“What we like best ourselves, cakes and ale.”

“But what had you to do with it,” said the Captain; “I suppose you do not believe in spirits?”

“The men asked leave to go, when they had done their work, and wanted me to go with them, to that high rock you see down there,—for they always choose out some bare and elevated locality, as best adapted to a spirit of the air; and so—well, I went with them; don’t laugh at me.”

“That will I not,” said the Parson; “you could not have done a wiser thing. Always fall in with men’s superstitions; there is nothing that attaches them so much as humouring their little illegitimate beliefs; to say nothing,” he added slily, “of believing a little in them yourself.”

“How is this offering made?” said the Captain: “what are the rites belonging to the worship of a spirit of the air?”

“They are simple enough,” said Birger, “and not at all like those you would see on the stage of London,—no blue fires or poetical incantations: they consist in simply placing the cake on the most exposed pinnacle you can find, pouring the ale into the nearest hollow that will hold it, and then retreating in silence, and without looking behind you.”

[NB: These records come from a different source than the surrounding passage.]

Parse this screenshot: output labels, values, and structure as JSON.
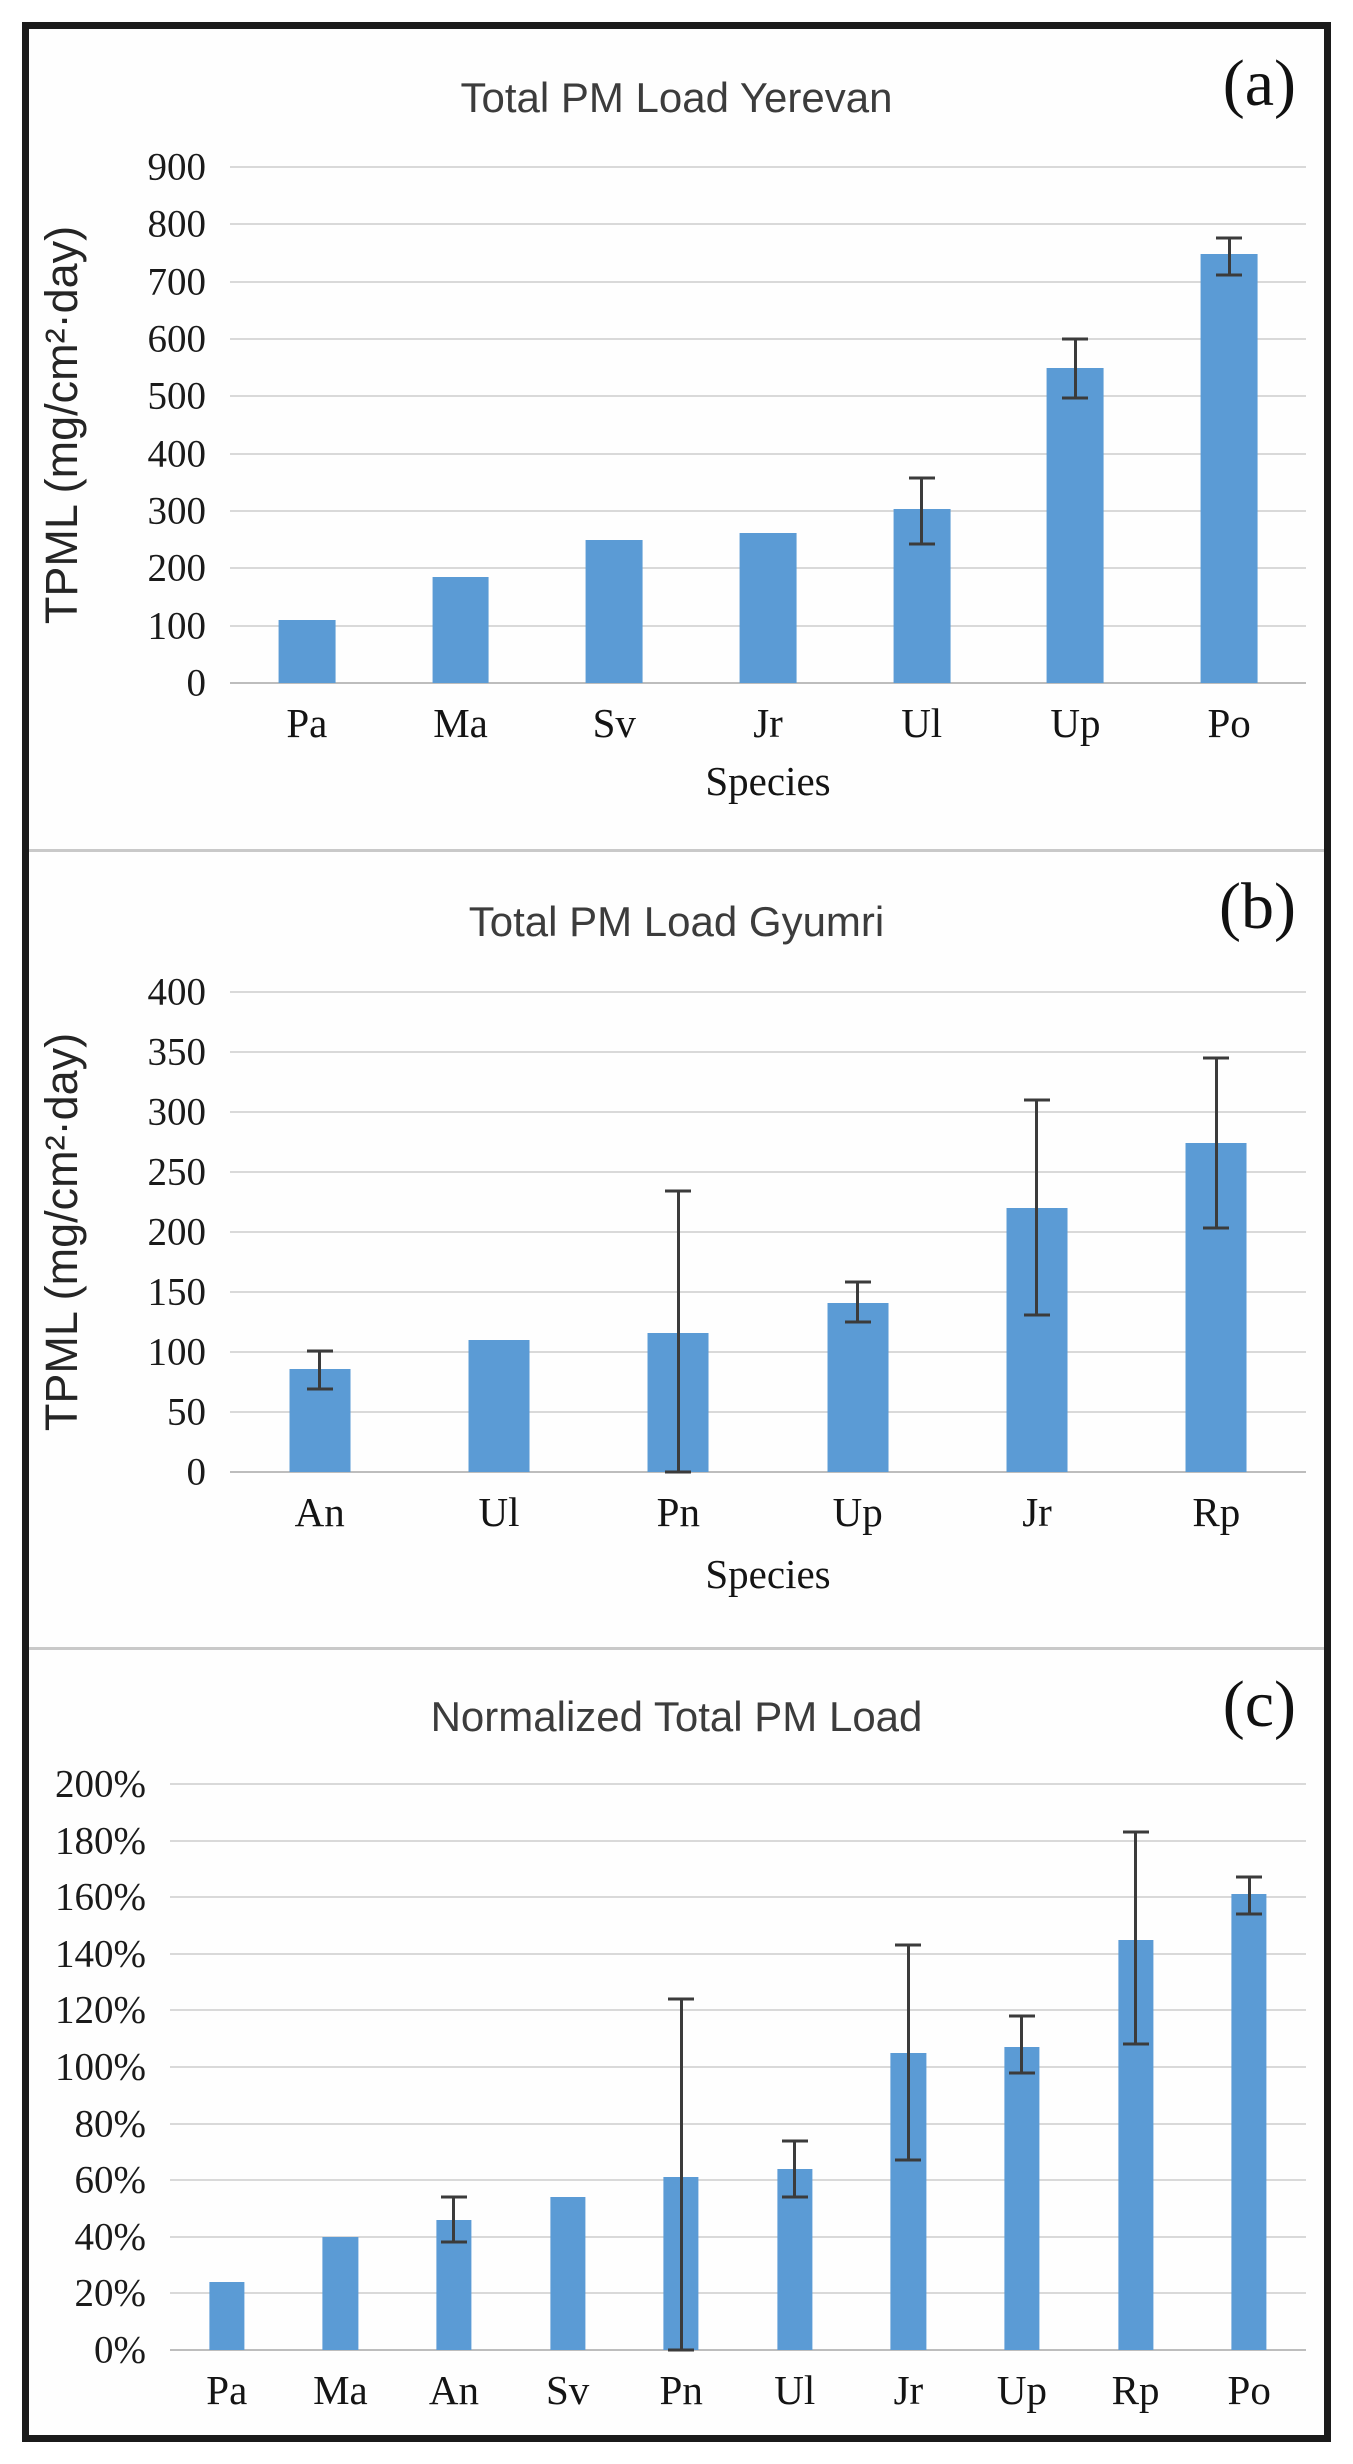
{
  "figure": {
    "background": "#ffffff",
    "frame_color": "#1b1b1b",
    "gridline_color": "#d9d9d9",
    "error_bar_color": "#3b3b3b"
  },
  "chart_data": [
    {
      "type": "bar",
      "panel_label": "(a)",
      "title": "Total PM Load Yerevan",
      "xlabel": "Species",
      "ylabel": "TPML (mg/cm²·day)",
      "ylim": [
        0,
        900
      ],
      "grid": true,
      "legend_position": "none",
      "bar_color": "#5B9BD5",
      "yticks": [
        {
          "value": 0,
          "label": "0"
        },
        {
          "value": 100,
          "label": "100"
        },
        {
          "value": 200,
          "label": "200"
        },
        {
          "value": 300,
          "label": "300"
        },
        {
          "value": 400,
          "label": "400"
        },
        {
          "value": 500,
          "label": "500"
        },
        {
          "value": 600,
          "label": "600"
        },
        {
          "value": 700,
          "label": "700"
        },
        {
          "value": 800,
          "label": "800"
        },
        {
          "value": 900,
          "label": "900"
        }
      ],
      "categories": [
        "Pa",
        "Ma",
        "Sv",
        "Jr",
        "Ul",
        "Up",
        "Po"
      ],
      "values": [
        110,
        185,
        250,
        261,
        303,
        550,
        748
      ],
      "error_low": [
        null,
        null,
        null,
        null,
        243,
        497,
        712
      ],
      "error_high": [
        null,
        null,
        null,
        null,
        358,
        600,
        777
      ]
    },
    {
      "type": "bar",
      "panel_label": "(b)",
      "title": "Total PM Load Gyumri",
      "xlabel": "Species",
      "ylabel": "TPML (mg/cm²·day)",
      "ylim": [
        0,
        400
      ],
      "grid": true,
      "legend_position": "none",
      "bar_color": "#5B9BD5",
      "yticks": [
        {
          "value": 0,
          "label": "0"
        },
        {
          "value": 50,
          "label": "50"
        },
        {
          "value": 100,
          "label": "100"
        },
        {
          "value": 150,
          "label": "150"
        },
        {
          "value": 200,
          "label": "200"
        },
        {
          "value": 250,
          "label": "250"
        },
        {
          "value": 300,
          "label": "300"
        },
        {
          "value": 350,
          "label": "350"
        },
        {
          "value": 400,
          "label": "400"
        }
      ],
      "categories": [
        "An",
        "Ul",
        "Pn",
        "Up",
        "Jr",
        "Rp"
      ],
      "values": [
        86,
        110,
        116,
        141,
        220,
        274
      ],
      "error_low": [
        69,
        null,
        0,
        125,
        131,
        203
      ],
      "error_high": [
        101,
        null,
        234,
        158,
        310,
        345
      ]
    },
    {
      "type": "bar",
      "panel_label": "(c)",
      "title": "Normalized Total PM Load",
      "xlabel": "",
      "ylabel": "",
      "ylim": [
        0,
        200
      ],
      "grid": true,
      "legend_position": "none",
      "bar_color": "#5B9BD5",
      "yticks": [
        {
          "value": 0,
          "label": "0%"
        },
        {
          "value": 20,
          "label": "20%"
        },
        {
          "value": 40,
          "label": "40%"
        },
        {
          "value": 60,
          "label": "60%"
        },
        {
          "value": 80,
          "label": "80%"
        },
        {
          "value": 100,
          "label": "100%"
        },
        {
          "value": 120,
          "label": "120%"
        },
        {
          "value": 140,
          "label": "140%"
        },
        {
          "value": 160,
          "label": "160%"
        },
        {
          "value": 180,
          "label": "180%"
        },
        {
          "value": 200,
          "label": "200%"
        }
      ],
      "categories": [
        "Pa",
        "Ma",
        "An",
        "Sv",
        "Pn",
        "Ul",
        "Jr",
        "Up",
        "Rp",
        "Po"
      ],
      "values": [
        24,
        40,
        46,
        54,
        61,
        64,
        105,
        107,
        145,
        161
      ],
      "error_low": [
        null,
        null,
        38,
        null,
        0,
        54,
        67,
        98,
        108,
        154
      ],
      "error_high": [
        null,
        null,
        54,
        null,
        124,
        74,
        143,
        118,
        183,
        167
      ]
    }
  ]
}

“While some thirsty soul, after the manner of Bel in the Apocrypha, plays Nyssen and accepts the offering,” said the Captain.

“What! eat Nyssen’s offering! Tom, what do you say to that?”—for the men were still fidgetting about the fire,—“what do you say to that? The Captain thinks that one of you will eat up Nyssen’s cake; what do you say about it?”

“Well,” said Tom, “we have bold men in Norway, as all our histories will tell you; but bold as we are, I do not think you will get a man in the whole country to do that.”

“There was a young fellow once who did it in my country though,” said Jacob, “and dearly he paid for it. The family used to place the yearly gifts to Nyssen under the sails of their windmill every Christmas Eve;—you Norwegians do not know what windmills are; you grind all your corn by water, poor devils!”